Neun von zehn Tieren, die mit ins Bett dürfen, tun dies täglich oder zumindest mehrmals pro Woche. Interessanterweise darf nur jedes vierte Kind regelmäßig bei seinen Eltern schlafen. Das jedenfalls sagt eine vergleichbare Umfrage der Apothekenzeitschrift “Baby und Familie”.

Doch Vorsicht! Hund und Katze sind nicht immer alleine unterwegs, sondern bringen ungeladene Gäste mit.

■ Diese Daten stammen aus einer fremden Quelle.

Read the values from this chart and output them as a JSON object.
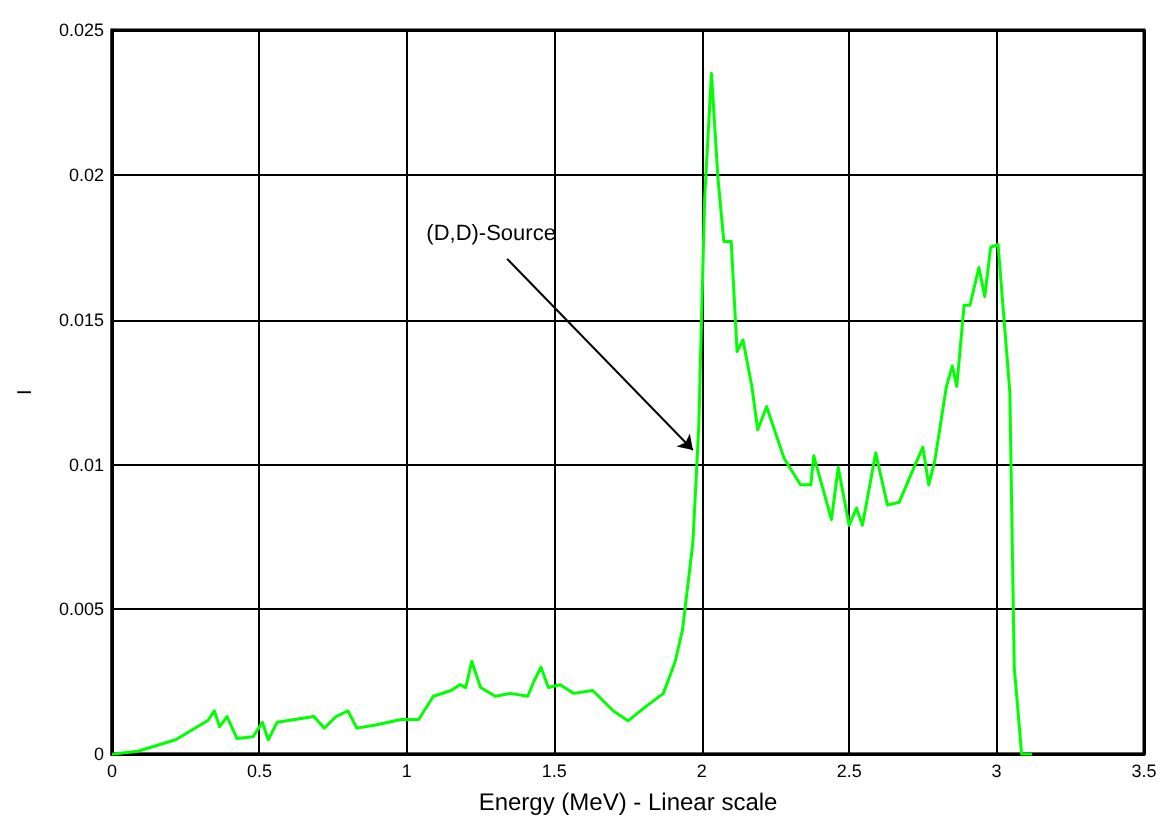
{
  "chart_data": {
    "type": "line",
    "xlabel": "Energy (MeV) - Linear scale",
    "ylabel": "I",
    "series": [
      {
        "color": "#00ff00",
        "x": [
          0,
          0.087,
          0.216,
          0.326,
          0.347,
          0.365,
          0.39,
          0.424,
          0.478,
          0.51,
          0.53,
          0.56,
          0.685,
          0.72,
          0.76,
          0.8,
          0.83,
          0.89,
          0.98,
          1.04,
          1.09,
          1.15,
          1.18,
          1.2,
          1.22,
          1.25,
          1.3,
          1.35,
          1.41,
          1.43,
          1.455,
          1.48,
          1.52,
          1.565,
          1.63,
          1.7,
          1.75,
          1.805,
          1.87,
          1.91,
          1.935,
          1.97,
          1.99,
          2.01,
          2.033,
          2.055,
          2.075,
          2.1,
          2.12,
          2.14,
          2.17,
          2.19,
          2.22,
          2.25,
          2.28,
          2.335,
          2.37,
          2.38,
          2.44,
          2.463,
          2.5,
          2.525,
          2.545,
          2.59,
          2.63,
          2.67,
          2.72,
          2.75,
          2.77,
          2.79,
          2.83,
          2.85,
          2.865,
          2.89,
          2.91,
          2.94,
          2.96,
          2.98,
          3.005,
          3.045,
          3.06,
          3.085,
          3.12
        ],
        "values": [
          0,
          0.0001,
          0.0005,
          0.00117,
          0.0015,
          0.00095,
          0.0013,
          0.00054,
          0.0006,
          0.0011,
          0.0005,
          0.0011,
          0.0013,
          0.0009,
          0.0013,
          0.0015,
          0.0009,
          0.001,
          0.0012,
          0.0012,
          0.002,
          0.0022,
          0.0024,
          0.0023,
          0.0032,
          0.0023,
          0.002,
          0.0021,
          0.002,
          0.0025,
          0.003,
          0.0023,
          0.0024,
          0.0021,
          0.0022,
          0.0015,
          0.00115,
          0.0016,
          0.0021,
          0.0032,
          0.0043,
          0.0073,
          0.0113,
          0.0192,
          0.0235,
          0.0199,
          0.0177,
          0.0177,
          0.0139,
          0.0143,
          0.0127,
          0.0112,
          0.012,
          0.0111,
          0.0102,
          0.0093,
          0.0093,
          0.0103,
          0.0081,
          0.0099,
          0.0079,
          0.0085,
          0.0079,
          0.0104,
          0.0086,
          0.0087,
          0.0099,
          0.0106,
          0.0093,
          0.0101,
          0.0127,
          0.0134,
          0.0127,
          0.0155,
          0.0155,
          0.0168,
          0.0158,
          0.0175,
          0.0176,
          0.0125,
          0.003,
          0,
          0
        ]
      }
    ],
    "xlim": [
      0,
      3.5
    ],
    "xticks": [
      0,
      0.5,
      1,
      1.5,
      2,
      2.5,
      3,
      3.5
    ],
    "ylim": [
      0,
      0.025
    ],
    "yticks": [
      0,
      0.005,
      0.01,
      0.015,
      0.02,
      0.025
    ],
    "grid": true,
    "marker": "none",
    "line_style": "solid",
    "annotations": [
      {
        "text": "(D,D)-Source",
        "x": 1.97,
        "y": 0.0105
      }
    ]
  }
}
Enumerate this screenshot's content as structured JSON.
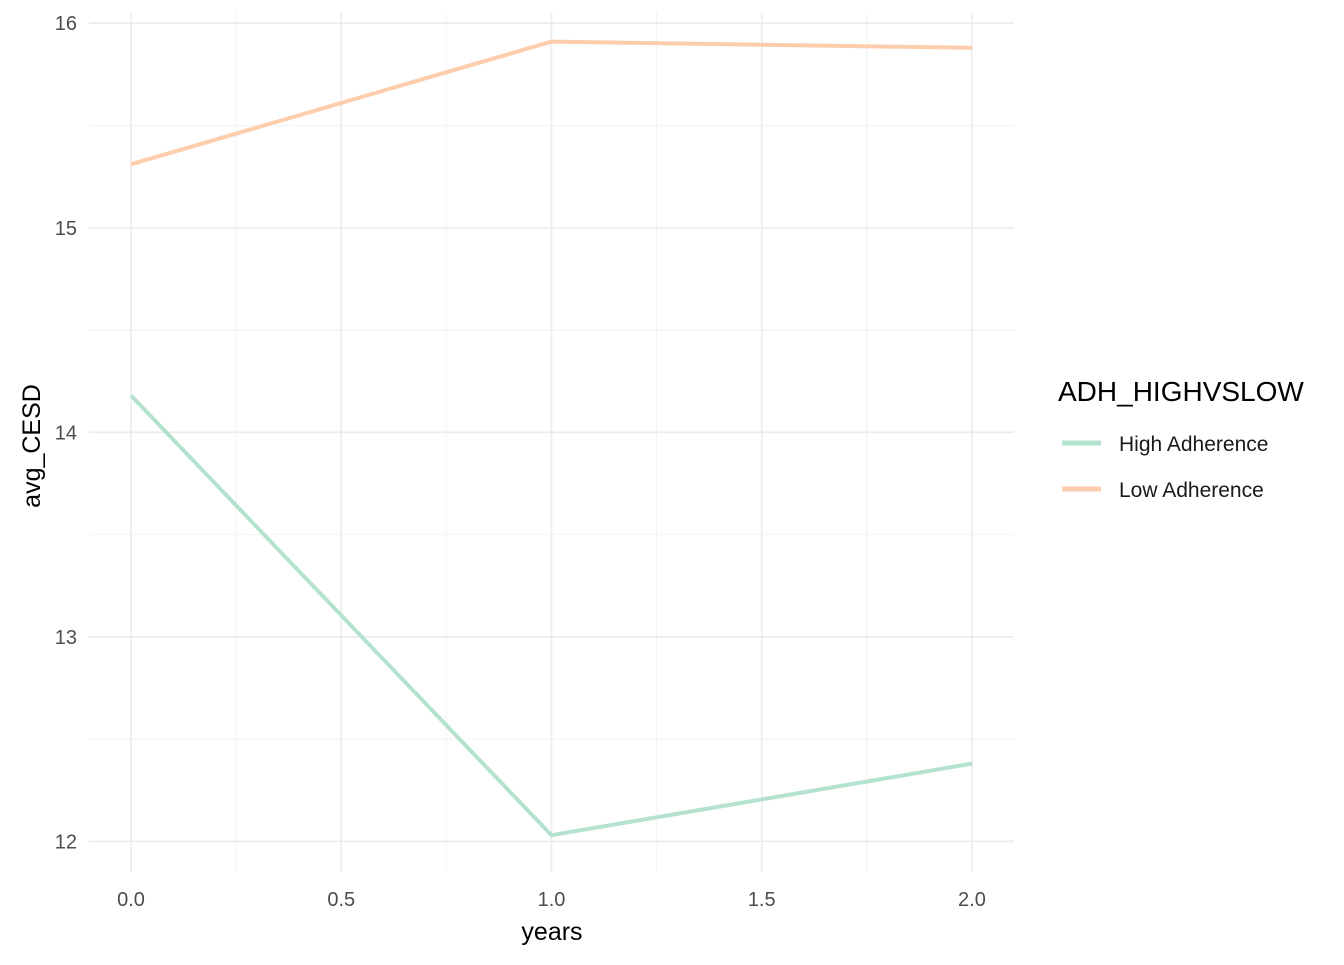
{
  "chart_data": {
    "type": "line",
    "xlabel": "years",
    "ylabel": "avg_CESD",
    "xlim": [
      -0.1,
      2.1
    ],
    "ylim": [
      11.85,
      16.05
    ],
    "x_ticks": [
      0.0,
      0.5,
      1.0,
      1.5,
      2.0
    ],
    "x_tick_labels": [
      "0.0",
      "0.5",
      "1.0",
      "1.5",
      "2.0"
    ],
    "y_ticks": [
      12,
      13,
      14,
      15,
      16
    ],
    "y_tick_labels": [
      "12",
      "13",
      "14",
      "15",
      "16"
    ],
    "grid": true,
    "legend": {
      "title": "ADH_HIGHVSLOW",
      "position": "right"
    },
    "series": [
      {
        "name": "High Adherence",
        "color": "#b3e2cd",
        "x": [
          0,
          1,
          2
        ],
        "y": [
          14.18,
          12.03,
          12.38
        ]
      },
      {
        "name": "Low Adherence",
        "color": "#fdcdac",
        "x": [
          0,
          1,
          2
        ],
        "y": [
          15.31,
          15.91,
          15.88
        ]
      }
    ]
  }
}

Gemeint sind Flöhe, die sich gern im Fell von Hund und Katze tummeln und unbemerkt in Haus und Schlafzimmer gelangen. Dort und in der ganzen Wohnung finden sie beste Bedingungen, um sich hemmungslos zu vermehren. Ein weiblicher Floh kann bis zu 40 Eier am Tag legen. Lediglich fünf Prozent dieser Nachkommenschaft schlagen ihr Quartier im Fell des Tieres auf, der Rest verteilt sich in Form von Eiern, Larven und Puppen in der unmittelbaren Umgebung des Haustieres – also auch in Ihrem Bett.

Besonders kritisch ist der Herbst. Flöhe mögen es warm und machen sich auf die Suche nach einem geeigneten Winterquartier. Ein kuscheliges Bett kommt da gerade recht. Alle im Haushalt lebenden Hunde und Katzen sollten deshalb rechtzeitig und langfristig gegen Flohbefall behandelt werden. Geeignet zur Bekämpfung ist die Kombination von Präparaten, die sowohl erwachsene Flöhe als auch Eier und Larven erfassen. Sollten sich Flöhe im Bett bereits häuslich eingerichtet haben, muss auch das in die Bekämpfungsmaßnahmen einbezogen werden. Frische Bezüge allein reichen aber nicht aus. Flöhe wird man nur mit einer gründlichen Reinigung der gesamten Wohnung wieder los.

Der wichtigste und am häufigsten vorkommende Floh ist der Katzenfloh. Trotz seines Namens ist er nicht besonders wählerisch. Er fühlt sich auf Katzen und Hunden gleichermaßen wohl. Auch Menschen sind vor seinen Bissen nicht sicher.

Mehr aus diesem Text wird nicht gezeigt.